Not everyone feels sick or nauseous with their treatment, but many people do. If nausea does occur, it usually happens a few hours after chemotherapy – and unfortunately it can last for quite a few hours.
There are a number of different medications that can be used to treat nausea, although it may take a while to find one that works for you.
It may also be difficult to find foods that stay down and actually taste good.
Ways to cope with nausea
Don’t eat any of your favourite foods immediately after the treatment – they may never be your favourites again!
Keep a ‘barf bag’ nearby at all times, especially in the car.
Simple hunger often prolongs nausea, so make sure you keep eating! But don’t eat too much at any one time. Try five small meals a day instead of three big ones.
If you’re likely to be waiting for a while when visiting the doctor, take a nourishing snack or drink with you.
Chop up food into bite sized pieces to make eating less of an effort.
Eat your main meal of the day at whatever time you feel best.
Choose foods that don’t have a strong smell.
Choose fluids that’ll give you some energy – like juice, milk or cordial.
Rest after eating.
If you’re up to it, eat with other people instead of by yourself. Or, try reading while you eat to take your mind off the food.
Don’t eat too many things that fill you up without being nutritious.
Eating and/or swallowing problems
Many people experience a sore mouth or some problems swallowing food as a result of cancer treatment.
Tips to cope with a sore mouth
Avoid foods that might sting your mouth like vinegar, spices, salty foods, alcohol (especially wine and spirits), very hot or very cold stuff, and acidic fruit juices.
Dilute fruit juice. Mango, pear or peach fruit juices are less irritating than citrus juices.
Try sucking on an ice block (don’t opt for orange or pineapple ones as the acid in them will hurt your mouth).
Eat soft, smooth, creamy foods. Chop, blend, mince or puree food to make it easier to swallow.
Avoid rough, dry and crunchy foods like nuts, chips and dry crackers.
Try drinking liquids through a straw if you have mouth ulcers.
Pay special attention to mouth hygiene to help prevent infection. Try a mouthwash (not a commercial one as that will sting) after each meal. Use a soft toothbrush and brush your teeth twice a day.

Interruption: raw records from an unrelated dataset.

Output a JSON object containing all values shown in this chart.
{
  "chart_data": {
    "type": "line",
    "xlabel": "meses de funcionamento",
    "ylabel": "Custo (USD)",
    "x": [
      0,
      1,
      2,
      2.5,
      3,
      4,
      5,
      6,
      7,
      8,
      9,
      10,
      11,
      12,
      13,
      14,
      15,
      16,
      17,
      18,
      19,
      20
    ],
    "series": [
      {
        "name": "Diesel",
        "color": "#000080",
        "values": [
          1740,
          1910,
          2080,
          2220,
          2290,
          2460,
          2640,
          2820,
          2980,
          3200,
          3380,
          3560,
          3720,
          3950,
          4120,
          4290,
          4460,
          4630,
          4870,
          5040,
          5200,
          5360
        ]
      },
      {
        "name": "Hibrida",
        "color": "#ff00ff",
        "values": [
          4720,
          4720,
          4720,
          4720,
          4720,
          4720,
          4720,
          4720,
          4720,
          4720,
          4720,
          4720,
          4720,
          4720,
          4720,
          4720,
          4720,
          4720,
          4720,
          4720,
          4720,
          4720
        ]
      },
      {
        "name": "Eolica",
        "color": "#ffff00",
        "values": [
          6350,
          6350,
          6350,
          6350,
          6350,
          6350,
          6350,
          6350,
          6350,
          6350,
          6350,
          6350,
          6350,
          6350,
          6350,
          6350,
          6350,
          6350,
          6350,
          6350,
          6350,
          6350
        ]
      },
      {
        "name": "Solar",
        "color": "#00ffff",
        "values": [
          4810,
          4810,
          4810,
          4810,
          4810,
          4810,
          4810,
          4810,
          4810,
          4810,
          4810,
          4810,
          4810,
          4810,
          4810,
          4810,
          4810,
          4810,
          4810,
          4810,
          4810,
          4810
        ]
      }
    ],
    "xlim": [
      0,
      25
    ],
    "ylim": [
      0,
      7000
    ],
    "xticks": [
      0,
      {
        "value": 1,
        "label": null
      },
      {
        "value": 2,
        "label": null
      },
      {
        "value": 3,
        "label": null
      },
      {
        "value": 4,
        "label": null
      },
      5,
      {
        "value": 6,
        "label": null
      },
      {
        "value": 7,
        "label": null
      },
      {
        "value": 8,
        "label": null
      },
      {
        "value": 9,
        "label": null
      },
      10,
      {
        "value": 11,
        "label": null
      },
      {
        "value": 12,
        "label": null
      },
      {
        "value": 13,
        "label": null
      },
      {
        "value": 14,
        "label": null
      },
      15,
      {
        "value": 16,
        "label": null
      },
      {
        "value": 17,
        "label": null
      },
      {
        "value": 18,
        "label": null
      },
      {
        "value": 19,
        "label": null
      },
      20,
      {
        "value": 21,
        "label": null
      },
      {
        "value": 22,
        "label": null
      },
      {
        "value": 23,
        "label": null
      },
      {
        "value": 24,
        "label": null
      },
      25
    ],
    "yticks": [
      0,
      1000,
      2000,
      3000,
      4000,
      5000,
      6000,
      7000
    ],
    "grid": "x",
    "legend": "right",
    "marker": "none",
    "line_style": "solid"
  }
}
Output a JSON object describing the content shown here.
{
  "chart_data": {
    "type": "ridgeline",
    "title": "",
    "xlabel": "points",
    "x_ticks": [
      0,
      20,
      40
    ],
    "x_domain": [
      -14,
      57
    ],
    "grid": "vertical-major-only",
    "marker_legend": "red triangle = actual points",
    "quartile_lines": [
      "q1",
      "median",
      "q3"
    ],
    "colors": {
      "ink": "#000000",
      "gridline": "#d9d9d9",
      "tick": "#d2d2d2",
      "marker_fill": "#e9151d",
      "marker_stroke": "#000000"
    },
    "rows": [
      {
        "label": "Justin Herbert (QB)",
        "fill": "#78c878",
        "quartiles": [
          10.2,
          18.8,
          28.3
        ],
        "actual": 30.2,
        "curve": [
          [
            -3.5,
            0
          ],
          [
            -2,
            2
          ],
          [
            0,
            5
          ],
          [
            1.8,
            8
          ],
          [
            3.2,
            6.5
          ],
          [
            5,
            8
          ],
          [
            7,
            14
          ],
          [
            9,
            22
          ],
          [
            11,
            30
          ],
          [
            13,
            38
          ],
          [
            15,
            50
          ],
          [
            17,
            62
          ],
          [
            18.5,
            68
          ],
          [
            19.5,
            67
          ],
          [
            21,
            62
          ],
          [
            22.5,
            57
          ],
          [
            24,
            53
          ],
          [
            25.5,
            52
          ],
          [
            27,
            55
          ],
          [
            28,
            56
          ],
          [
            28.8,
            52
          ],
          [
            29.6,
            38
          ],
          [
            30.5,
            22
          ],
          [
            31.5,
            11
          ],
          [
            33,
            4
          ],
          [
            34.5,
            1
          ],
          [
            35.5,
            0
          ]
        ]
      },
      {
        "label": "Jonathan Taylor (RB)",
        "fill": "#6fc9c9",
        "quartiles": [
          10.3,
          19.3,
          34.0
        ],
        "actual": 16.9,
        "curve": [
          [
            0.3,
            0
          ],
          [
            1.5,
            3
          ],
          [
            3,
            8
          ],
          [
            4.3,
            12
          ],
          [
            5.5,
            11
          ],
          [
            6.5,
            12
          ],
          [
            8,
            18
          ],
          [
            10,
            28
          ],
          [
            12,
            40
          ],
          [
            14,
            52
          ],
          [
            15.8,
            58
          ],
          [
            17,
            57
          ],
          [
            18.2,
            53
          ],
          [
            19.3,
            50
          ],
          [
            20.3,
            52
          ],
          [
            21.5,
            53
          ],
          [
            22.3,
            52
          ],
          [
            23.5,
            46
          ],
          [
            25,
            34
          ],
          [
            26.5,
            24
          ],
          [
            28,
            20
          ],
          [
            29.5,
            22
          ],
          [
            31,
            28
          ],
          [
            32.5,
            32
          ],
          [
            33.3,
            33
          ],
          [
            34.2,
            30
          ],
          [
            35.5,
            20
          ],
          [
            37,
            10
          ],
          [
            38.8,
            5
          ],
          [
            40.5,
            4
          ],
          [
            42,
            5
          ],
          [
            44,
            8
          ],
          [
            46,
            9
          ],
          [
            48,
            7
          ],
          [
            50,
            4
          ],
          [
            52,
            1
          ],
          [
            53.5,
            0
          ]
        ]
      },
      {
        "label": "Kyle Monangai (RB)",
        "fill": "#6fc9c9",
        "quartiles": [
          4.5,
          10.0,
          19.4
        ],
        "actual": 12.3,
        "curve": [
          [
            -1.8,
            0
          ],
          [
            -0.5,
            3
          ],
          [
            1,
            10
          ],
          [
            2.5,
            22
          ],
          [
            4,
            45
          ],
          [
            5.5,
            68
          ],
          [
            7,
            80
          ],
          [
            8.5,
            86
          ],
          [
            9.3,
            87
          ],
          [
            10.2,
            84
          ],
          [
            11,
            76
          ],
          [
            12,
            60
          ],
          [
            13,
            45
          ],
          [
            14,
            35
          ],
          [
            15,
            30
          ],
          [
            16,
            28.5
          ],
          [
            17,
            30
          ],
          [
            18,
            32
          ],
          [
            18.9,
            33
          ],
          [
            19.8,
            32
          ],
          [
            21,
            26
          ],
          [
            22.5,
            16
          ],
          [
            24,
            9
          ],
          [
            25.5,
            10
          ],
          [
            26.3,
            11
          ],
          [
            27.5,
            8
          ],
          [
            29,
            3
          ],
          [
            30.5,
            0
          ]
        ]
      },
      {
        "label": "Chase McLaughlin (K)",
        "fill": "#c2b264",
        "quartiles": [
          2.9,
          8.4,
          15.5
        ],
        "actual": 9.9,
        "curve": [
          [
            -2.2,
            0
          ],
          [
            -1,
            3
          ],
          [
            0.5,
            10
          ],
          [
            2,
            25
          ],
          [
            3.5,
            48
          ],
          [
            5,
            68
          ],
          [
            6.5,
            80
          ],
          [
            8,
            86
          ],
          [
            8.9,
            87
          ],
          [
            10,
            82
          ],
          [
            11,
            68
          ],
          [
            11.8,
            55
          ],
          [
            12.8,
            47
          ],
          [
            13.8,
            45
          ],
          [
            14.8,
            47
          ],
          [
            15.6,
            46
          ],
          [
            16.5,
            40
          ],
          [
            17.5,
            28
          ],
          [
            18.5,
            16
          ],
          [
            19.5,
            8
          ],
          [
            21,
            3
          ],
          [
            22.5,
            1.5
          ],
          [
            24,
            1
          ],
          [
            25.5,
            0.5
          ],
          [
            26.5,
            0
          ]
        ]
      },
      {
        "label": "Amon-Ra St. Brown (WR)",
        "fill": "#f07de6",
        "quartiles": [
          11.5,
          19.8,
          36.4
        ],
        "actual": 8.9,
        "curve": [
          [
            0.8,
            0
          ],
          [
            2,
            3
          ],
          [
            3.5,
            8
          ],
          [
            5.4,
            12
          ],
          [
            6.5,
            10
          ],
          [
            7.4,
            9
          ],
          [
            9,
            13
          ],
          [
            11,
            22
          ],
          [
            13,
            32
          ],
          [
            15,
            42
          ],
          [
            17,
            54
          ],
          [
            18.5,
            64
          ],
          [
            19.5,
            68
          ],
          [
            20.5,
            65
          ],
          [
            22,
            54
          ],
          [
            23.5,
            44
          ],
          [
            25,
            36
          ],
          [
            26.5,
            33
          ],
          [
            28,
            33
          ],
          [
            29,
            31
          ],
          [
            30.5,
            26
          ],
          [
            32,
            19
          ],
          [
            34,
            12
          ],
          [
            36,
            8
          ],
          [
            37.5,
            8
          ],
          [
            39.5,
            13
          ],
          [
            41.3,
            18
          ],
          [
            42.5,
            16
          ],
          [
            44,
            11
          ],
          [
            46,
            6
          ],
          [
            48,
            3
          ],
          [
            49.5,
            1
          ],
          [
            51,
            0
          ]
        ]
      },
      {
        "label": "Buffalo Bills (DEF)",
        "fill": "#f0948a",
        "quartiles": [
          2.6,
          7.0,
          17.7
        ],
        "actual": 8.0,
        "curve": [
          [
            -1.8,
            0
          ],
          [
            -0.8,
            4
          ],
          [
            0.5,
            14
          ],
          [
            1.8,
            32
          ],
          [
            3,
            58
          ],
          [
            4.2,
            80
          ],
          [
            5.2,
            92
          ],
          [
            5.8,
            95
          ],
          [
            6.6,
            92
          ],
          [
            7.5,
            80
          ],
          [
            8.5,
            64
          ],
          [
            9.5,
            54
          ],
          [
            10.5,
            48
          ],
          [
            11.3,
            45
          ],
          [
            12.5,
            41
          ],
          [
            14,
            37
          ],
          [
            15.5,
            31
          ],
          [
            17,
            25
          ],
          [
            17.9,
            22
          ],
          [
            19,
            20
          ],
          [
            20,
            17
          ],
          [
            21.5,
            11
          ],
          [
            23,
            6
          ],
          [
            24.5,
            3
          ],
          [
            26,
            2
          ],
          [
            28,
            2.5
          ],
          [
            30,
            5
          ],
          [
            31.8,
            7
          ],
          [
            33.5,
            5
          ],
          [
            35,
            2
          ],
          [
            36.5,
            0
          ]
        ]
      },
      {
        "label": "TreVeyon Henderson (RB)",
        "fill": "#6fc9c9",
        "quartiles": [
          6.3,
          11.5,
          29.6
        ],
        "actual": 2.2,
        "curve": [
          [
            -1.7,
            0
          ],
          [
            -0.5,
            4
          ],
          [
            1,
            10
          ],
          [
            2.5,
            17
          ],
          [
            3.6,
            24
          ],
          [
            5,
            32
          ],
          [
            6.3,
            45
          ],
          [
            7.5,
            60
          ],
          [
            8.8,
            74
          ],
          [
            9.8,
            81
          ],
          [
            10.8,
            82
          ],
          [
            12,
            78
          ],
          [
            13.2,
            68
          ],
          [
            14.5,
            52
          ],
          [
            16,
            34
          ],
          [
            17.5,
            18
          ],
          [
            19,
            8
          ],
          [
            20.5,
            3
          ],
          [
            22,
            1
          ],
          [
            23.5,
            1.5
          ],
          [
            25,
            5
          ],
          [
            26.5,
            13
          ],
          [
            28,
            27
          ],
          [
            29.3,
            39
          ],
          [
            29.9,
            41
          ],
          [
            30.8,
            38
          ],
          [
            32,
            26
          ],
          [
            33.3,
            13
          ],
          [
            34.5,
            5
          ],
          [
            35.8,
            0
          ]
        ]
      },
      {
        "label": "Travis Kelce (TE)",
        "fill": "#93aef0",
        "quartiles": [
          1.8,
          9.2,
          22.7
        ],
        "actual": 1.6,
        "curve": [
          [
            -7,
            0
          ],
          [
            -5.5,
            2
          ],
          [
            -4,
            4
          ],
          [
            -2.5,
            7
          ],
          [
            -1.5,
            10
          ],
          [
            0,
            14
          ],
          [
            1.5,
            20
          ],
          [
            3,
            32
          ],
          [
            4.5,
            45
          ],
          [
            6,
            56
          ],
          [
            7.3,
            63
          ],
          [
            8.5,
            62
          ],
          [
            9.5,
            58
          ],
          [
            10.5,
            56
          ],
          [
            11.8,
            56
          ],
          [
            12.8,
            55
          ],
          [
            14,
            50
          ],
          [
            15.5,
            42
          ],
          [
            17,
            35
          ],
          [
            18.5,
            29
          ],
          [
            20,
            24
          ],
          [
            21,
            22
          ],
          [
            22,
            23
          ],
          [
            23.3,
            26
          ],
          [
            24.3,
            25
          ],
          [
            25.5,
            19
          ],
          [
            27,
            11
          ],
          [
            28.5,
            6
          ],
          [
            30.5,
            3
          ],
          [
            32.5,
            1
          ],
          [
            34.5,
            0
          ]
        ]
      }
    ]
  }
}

Be careful brushing your teeth. You may have a low platelet count and brushing your teeth may cause your gums to bleed. If it’s too painful, try using a mouthwash instead.
Talk to your doctor if you have persistent ulcers or a white coating in the mouth (thrush).
Tell your doctor or dietitian if you have severe difficulty swallowing for a considerable period of time.
Tips to cope with a dry mouth
Have drinks with meals and try and take small sips throughout.
Try sucking on ice blocks or ice cubes.
Cook meat until it is very tender so you don’t have so much chewing to do.